Sur le terrain, la baisse de l’investissement dans la région est visible et la réalité c’est que les engagements sont nombreux mais le nombre de réalisations reste bien faible. Trop souvent, les projets validés par le CRI tardent à passer à la phase de réalisation quand ils ne tombent pas tout simplement à l’eau. Dans ce contexte, le dossier qui est resté en travers de la gorge de tous dans la région c’est bien l’arrêt du chantier de la future station de Taghazout (cf. www.leconomiste.com) car ce dossier porteur de milliers d’emplois directs et indirects, qui n’en est pas à son premier bide, représentait beaucoup plus qu’un projet de développement local. Aujourd’hui, le projet reste en stand-by et sûrement une des premières missions du nouveau ministre du Tourisme sera de le réactiver.

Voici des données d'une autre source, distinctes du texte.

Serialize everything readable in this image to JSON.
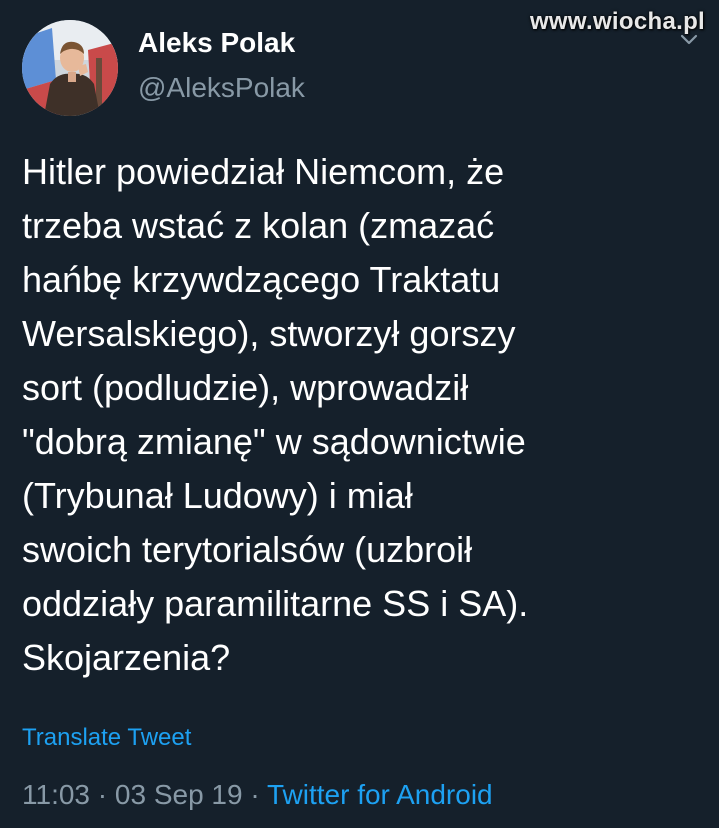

Un autre projet touristique, certes de moindre envergure, mais tout aussi important pour la destination a été aussi annulé en 2009. Il s’agit du projet touristique «Agadir Sky Center» (cf. www.leconomiste.com). Pour rappel, le projet consistait en l’aménagement d’un centre intégré de services et de loisirs programmé sur 64.000 m² dans la zone d’extension du barreau est-ouest sur un terrain domanial du chef-lieu du Souss. Il devait générer à terme 400 emplois environ. Mais il n’en sera rien. Les investisseurs, des Koweïtiens, ont été touchés par la crise financière qui sévit dans les pays du Golfe et le projet est tombé à l’eau.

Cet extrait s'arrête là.